Jacob Zuma has been considered one of the world’s most corrupt leaders. Zuma began his political career as president – May 9, 2009 – by winning the sentiments of the people and promising to listen and base his decisions on the wishes of the people. The people soon learned that the intentions he voiced did not mirror his actions in office, yet Zuma is still president. Even though his second and final term ends just over a year away, many people want him out, and want him out now. Why?
Most commonly, critics look to Zuma’s use of government funds to remodel and luxurize his personal home, yet in total, Zuma has been charged with roughly 783 allegations of corruption. Such claims include rape and association in a multibillion dollar arms deal, but evidently there are many other claims. Zuma denies all allegations; however, Zuma was forced to pay back the money that he used to renovate his house with. But still, why has he not been ousted?
Zuma was born into poverty, which has allowed many people to attach themselves to him.
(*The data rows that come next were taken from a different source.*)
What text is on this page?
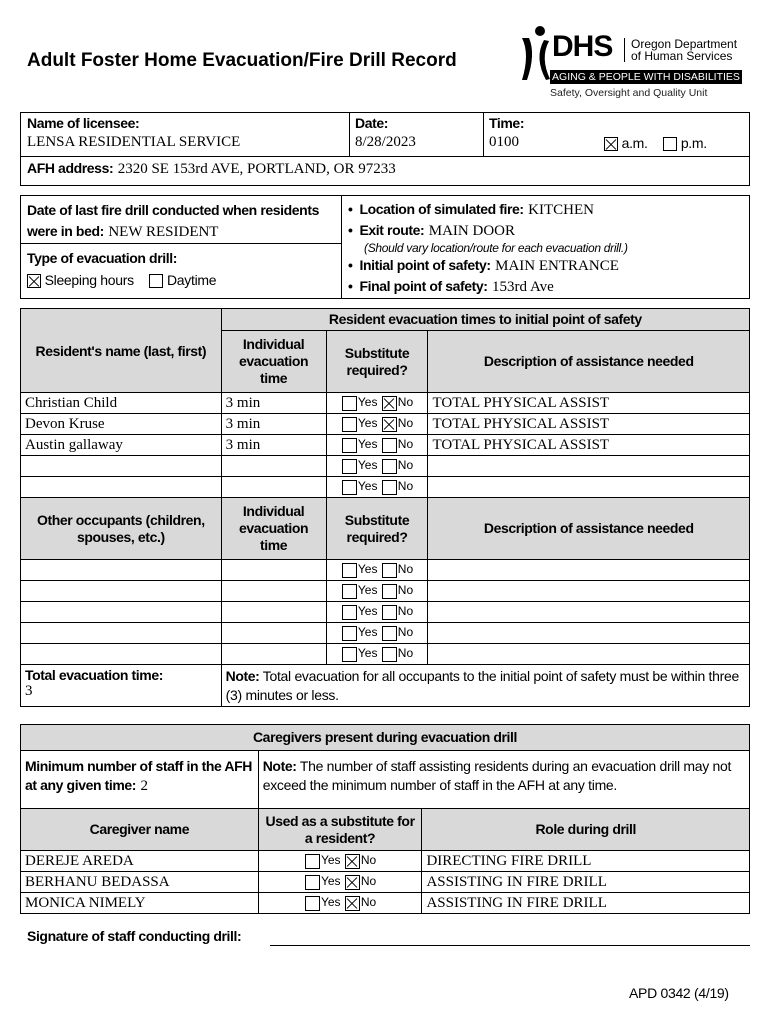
Adult Foster Home Evacuation/Fire Drill Record	DHS Oregon Department
of Human Services
AGING & PEOPLE WITH DISABILITIES
Safety, Oversight and Quality Unit
Name of licensee:
LENSA RESIDENTIAL SERVICE
Date:
8/28/2023
Time:
0100	a.m. p.m.
AFH address: 2320 SE 153rd AVE, PORTLAND, OR 97233
Date of last fire drill conducted when residents were in bed: NEW RESIDENT
Type of evacuation drill:
Sleeping hours Daytime
•  Location of simulated fire: KITCHEN
•  Exit route: MAIN DOOR
(Should vary location/route for each evacuation drill.)
•  Initial point of safety: MAIN ENTRANCE
•  Final point of safety: 153rd Ave
Resident's name (last, first)	Resident evacuation times to initial point of safety		
	Individual evacuation time	Substitute required?	Description of assistance needed
Christian Child	3 min	Yes No	TOTAL PHYSICAL ASSIST
Devon Kruse	3 min	Yes No	TOTAL PHYSICAL ASSIST
Austin gallaway	3 min	Yes No	TOTAL PHYSICAL ASSIST
		Yes No	
		Yes No	
Other occupants (children, spouses, etc.)	Individual evacuation time	Substitute required?	Description of assistance needed
		Yes No	
		Yes No	
		Yes No	
		Yes No	
		Yes No	

Total evacuation time:
3	Note: Total evacuation for all occupants to the initial point of safety must be within three (3) minutes or less.		
Caregivers present during evacuation drill		
Minimum number of staff in the AFH at any given time: 2	Note: The number of staff assisting residents during an evacuation drill may not exceed the minimum number of staff in the AFH at any time.	
Caregiver name	Used as a substitute for a resident?	Role during drill
DEREJE AREDA	Yes No	DIRECTING FIRE DRILL
BERHANU BEDASSA	Yes No	ASSISTING IN FIRE DRILL
MONICA NIMELY	Yes No	ASSISTING IN FIRE DRILL
Signature of staff conducting drill:
APD 0342 (4/19)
His charisma and important role during the fight against apartheid worked, and apparently still work, as a significant backbone of his support. The people looked to him as a fighter, a person who would listen to their emotions and their wishes, but in large part, Zuma has failed the people. Zuma has a poor habit of appointing unequipped and ill-trained members, simply based on their loyalty, within his office. The second a member shows any action of disloyalty, Zuma finds a way to replace them. Such actions have brought South Africa under the rule of an uncredited and insufficient staff. Finally, from recent social uprisings and large dissent within the government, it appears that loyalty has begun to play a minimal role within the politics of South Africa.
One of the most devastating problems that have stemmed from Zuma’s presidency is the diminishing respect and approval of the A.N.C as a whole. Nelson Mandela was a key member of the party, but Zuma’s actions have created a lot of criticism for the entire party, both past and current members. Zuma actions have limited the right to freedom of speech, increased unemployment rate – to which explains South Africa’s current economic recession, diminished security machinery, and forced institutions to submit under his will. The A.N.C lost the support of major cities – Johannesburg and Pretoria – during the 2014 election, and the election results were the worst the party has seen since the fall of apartheid. It appears that Zuma, although, is not naive to his country’s disapproval. Aware that his term soon will come to an end either way, Zuma made a sly move to clear the road of competition for his successor in the firing of a well-liked and respected finance minister, Pravin Gordhan. A previous wife of Zuma, – Zuma is a proud polygamist, currently has four wives and fifteen kids – Nkosozana Dlamini-Zuma, currently works as a politician within the A.N.C and plans to succeed Zuma. Millions took to the streets earlier this year in April in protest after the scandal broke out, and it finally seems that others are listening.
Although he remains president for now, that is not to say that his presidency has not been contested. Amazingly, Zuma has survived a total of 8 ‘no confidence’ votes, barely winning the last one earlier this year by a margin of 21 votes. Zuma’s party has backed him throughout much of his presidency, but his support is dwindling to nothing. The A.N.C holds 249 of the 400 seats within the parliament, yet the opposition since Zuma’s election has begun to gain significant numbers in parliament due to Zuma’s controversial rule. In particular, as recent data shows, the opposition has gained so much support – especially from members within the A.N.C, that Zuma most likely would not survive the next vote, for the opposition only needs 50 A.N.C votes.